Sheila is an international marketing specialist with particular experience in the market research software marketplace. She has worked for over ten years in high-tech multinational organizations – including SPSS, Toshiba and Xerox. Sheila has been a meaning associate since 2003.

Just before the end of last year, I decided to join one of the online panels to get a better understanding of their workings. I have to say that the whole experience has left me open-mouthed in shock.  In the short period since I have been a member, I have encountered error after error as well as, frankly, poor questionnaire design and basic scripting errors.

Typical errors I have experienced are:

  • Emails in various foreign languages inviting me to participate in surveys
  • Numerous broken links in emails
  • Requests to enter passwords that I don’t have
  • Another time, I clicked the link and got a message saying ‘this survey has not started yet’. I went back later and clicked the link and got a message saying that I had completed.

For those few surveys where I have not been screened out, I have encountered numerous impossible lines of questioning. There never seems to be a way of skipping a question, so your only options are to just click anything (to make sure you get your payment for completion) or to give up.  Some questionnaires allow you to make a comment at the end, so you can at least explain that you were forced to give an opinion on the personalities of different washing up liquid brands, even though you have no opinion on the matter because you regard washing up liquid as a commodity and just buy the cheapest, irrespective of its name, color, perfume etc.
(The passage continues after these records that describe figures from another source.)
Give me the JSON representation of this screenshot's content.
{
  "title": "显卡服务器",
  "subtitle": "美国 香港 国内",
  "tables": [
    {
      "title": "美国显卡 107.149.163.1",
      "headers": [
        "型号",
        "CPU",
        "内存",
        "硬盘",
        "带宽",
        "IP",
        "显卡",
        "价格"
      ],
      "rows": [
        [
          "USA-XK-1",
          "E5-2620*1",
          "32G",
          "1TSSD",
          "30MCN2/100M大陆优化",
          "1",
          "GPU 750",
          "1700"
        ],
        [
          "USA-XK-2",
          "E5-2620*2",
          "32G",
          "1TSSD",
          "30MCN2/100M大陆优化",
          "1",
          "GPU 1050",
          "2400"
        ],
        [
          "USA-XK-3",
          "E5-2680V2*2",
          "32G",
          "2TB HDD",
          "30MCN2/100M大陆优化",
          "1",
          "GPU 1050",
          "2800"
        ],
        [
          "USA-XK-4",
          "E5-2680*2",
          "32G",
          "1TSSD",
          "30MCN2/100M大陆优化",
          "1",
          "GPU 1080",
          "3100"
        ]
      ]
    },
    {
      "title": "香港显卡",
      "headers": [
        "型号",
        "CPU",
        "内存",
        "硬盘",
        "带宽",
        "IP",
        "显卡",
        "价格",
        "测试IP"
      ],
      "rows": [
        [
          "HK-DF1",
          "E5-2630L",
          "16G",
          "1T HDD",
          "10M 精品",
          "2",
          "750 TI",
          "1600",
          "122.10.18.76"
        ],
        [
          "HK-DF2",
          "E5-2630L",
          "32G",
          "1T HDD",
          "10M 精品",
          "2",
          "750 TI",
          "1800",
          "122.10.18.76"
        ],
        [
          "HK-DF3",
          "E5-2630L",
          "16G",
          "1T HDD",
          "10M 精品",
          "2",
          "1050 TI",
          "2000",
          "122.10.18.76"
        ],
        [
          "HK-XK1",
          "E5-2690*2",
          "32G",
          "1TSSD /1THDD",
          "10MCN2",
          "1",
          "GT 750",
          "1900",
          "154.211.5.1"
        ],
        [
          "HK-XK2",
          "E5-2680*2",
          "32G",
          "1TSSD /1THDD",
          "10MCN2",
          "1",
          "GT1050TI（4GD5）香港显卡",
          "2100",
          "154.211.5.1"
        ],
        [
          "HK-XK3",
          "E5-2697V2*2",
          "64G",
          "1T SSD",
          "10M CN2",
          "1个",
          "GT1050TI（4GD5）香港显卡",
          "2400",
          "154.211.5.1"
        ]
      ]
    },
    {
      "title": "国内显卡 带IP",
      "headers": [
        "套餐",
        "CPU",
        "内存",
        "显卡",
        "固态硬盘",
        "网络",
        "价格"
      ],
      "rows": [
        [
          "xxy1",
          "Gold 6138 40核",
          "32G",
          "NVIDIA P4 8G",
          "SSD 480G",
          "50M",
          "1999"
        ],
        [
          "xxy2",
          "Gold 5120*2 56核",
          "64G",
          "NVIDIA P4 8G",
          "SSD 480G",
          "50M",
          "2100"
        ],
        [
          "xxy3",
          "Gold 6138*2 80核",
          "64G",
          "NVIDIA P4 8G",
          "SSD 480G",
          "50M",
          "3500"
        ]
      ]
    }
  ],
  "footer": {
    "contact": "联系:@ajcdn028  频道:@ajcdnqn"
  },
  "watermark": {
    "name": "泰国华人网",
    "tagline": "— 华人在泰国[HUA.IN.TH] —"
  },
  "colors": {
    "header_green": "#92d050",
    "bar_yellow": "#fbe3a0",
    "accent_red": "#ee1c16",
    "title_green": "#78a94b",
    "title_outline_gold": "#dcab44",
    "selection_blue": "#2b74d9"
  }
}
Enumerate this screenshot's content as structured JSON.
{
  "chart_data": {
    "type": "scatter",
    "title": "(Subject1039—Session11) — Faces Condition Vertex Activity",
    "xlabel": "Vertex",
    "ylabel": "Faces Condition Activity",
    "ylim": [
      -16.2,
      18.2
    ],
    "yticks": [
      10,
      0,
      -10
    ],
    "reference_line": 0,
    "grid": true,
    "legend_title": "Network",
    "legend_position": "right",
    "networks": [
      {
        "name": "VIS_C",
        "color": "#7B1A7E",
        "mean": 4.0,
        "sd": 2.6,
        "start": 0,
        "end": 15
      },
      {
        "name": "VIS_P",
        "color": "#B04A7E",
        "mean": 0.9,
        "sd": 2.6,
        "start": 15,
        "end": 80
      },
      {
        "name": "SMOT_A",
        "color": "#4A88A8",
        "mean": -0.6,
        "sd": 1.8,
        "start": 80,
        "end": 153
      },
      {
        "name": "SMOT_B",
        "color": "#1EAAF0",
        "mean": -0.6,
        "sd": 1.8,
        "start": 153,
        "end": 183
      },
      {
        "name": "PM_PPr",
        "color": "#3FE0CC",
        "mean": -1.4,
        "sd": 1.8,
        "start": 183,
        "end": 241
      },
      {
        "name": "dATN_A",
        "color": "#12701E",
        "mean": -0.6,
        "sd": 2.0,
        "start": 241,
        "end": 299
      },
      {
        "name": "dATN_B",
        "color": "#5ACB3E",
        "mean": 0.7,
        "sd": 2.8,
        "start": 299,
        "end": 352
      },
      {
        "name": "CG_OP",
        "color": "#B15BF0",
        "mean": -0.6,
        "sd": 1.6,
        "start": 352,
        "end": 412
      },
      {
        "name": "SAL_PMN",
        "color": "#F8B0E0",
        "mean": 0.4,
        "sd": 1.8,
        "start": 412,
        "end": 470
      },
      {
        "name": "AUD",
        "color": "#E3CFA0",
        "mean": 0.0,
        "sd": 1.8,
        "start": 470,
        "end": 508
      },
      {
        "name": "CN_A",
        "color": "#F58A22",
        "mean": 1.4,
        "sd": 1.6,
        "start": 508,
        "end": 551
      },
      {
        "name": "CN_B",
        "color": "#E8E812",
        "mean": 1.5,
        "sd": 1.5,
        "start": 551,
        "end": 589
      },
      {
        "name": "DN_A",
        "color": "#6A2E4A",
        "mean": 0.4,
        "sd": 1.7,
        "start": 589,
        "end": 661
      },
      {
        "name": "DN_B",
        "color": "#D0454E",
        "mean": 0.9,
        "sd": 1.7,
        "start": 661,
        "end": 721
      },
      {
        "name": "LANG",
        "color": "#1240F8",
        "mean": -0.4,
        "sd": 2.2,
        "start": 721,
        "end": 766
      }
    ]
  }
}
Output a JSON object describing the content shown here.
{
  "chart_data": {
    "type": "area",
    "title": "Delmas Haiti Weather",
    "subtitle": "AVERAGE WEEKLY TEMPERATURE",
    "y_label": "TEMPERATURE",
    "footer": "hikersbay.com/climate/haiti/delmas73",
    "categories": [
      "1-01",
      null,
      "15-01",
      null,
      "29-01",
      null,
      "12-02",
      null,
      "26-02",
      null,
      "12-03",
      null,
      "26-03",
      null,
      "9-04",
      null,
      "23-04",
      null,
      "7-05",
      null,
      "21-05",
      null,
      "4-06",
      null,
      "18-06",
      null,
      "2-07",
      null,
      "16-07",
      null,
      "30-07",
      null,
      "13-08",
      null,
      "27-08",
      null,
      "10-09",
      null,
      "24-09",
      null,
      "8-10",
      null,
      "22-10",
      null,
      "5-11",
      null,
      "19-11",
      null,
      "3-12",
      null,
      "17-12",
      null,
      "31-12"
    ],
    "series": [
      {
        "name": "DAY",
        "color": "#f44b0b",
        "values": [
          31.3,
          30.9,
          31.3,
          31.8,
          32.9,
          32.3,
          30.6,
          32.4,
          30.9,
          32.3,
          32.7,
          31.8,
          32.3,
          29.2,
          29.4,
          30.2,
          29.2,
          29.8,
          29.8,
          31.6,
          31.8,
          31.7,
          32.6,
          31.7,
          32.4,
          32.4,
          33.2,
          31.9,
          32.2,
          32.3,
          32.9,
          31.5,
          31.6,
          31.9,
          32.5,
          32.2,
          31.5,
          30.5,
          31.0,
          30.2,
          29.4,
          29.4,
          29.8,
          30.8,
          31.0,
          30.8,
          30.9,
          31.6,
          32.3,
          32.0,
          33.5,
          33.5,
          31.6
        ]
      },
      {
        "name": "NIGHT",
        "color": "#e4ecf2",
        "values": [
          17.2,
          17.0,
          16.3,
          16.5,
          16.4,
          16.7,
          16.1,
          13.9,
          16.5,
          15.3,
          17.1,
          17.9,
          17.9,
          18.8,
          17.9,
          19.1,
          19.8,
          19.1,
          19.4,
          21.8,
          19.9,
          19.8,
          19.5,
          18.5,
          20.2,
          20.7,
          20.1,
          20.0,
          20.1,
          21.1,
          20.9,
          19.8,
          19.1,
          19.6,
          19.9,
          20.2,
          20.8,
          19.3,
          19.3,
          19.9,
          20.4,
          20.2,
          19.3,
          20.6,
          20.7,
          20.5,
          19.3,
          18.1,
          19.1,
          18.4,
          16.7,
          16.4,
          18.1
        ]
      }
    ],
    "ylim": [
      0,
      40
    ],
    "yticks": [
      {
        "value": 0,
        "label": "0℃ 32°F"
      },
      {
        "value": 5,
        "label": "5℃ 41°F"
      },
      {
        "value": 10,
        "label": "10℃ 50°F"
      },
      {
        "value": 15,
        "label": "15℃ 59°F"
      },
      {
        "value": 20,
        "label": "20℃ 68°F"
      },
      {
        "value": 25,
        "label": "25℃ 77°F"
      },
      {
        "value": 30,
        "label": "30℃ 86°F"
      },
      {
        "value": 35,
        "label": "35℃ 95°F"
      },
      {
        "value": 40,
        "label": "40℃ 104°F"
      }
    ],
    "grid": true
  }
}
In another survey, which was about radio stations, I was presented with a list of radio stations and asked which one I had most recently listened to. I picked a talk and news station. From then on, I was asked endless, detailed, non-applicable questions such as whether the presenters interrupted the music or how fun the competitions were.

And perhaps, even worse, I have recently seen a question which asked me which of a list of brands I had  bought. The one I had bought was not on the list and there was no ‘other’ option! Again, I was forced to select an incorrect answer or give up.

I did think that perhaps I was just biting into the one bruised apple of the basket, but coincidentally, I spent New Year’s Eve with a friend who is managing a new panel.  She has worked with numerous panel suppliers and was not in the least bit surprised by my tale of woe.

Having had this discussion with my friend, I was wondering whether market researchers are accepting unrealistic deadlines. Clients know that with the technology we now have, it is possible to script a project and complete the fieldwork online in a matter of hours. But perhaps they don’t know about the amount of thought, effort and creativity that is required for decent questionnaire design and in particular thorough quality control. There’s no point in conducting a survey if the questions are impossible to answer honestly and accurately. Presumably, some important business decisions are based on some rather dubious survey results.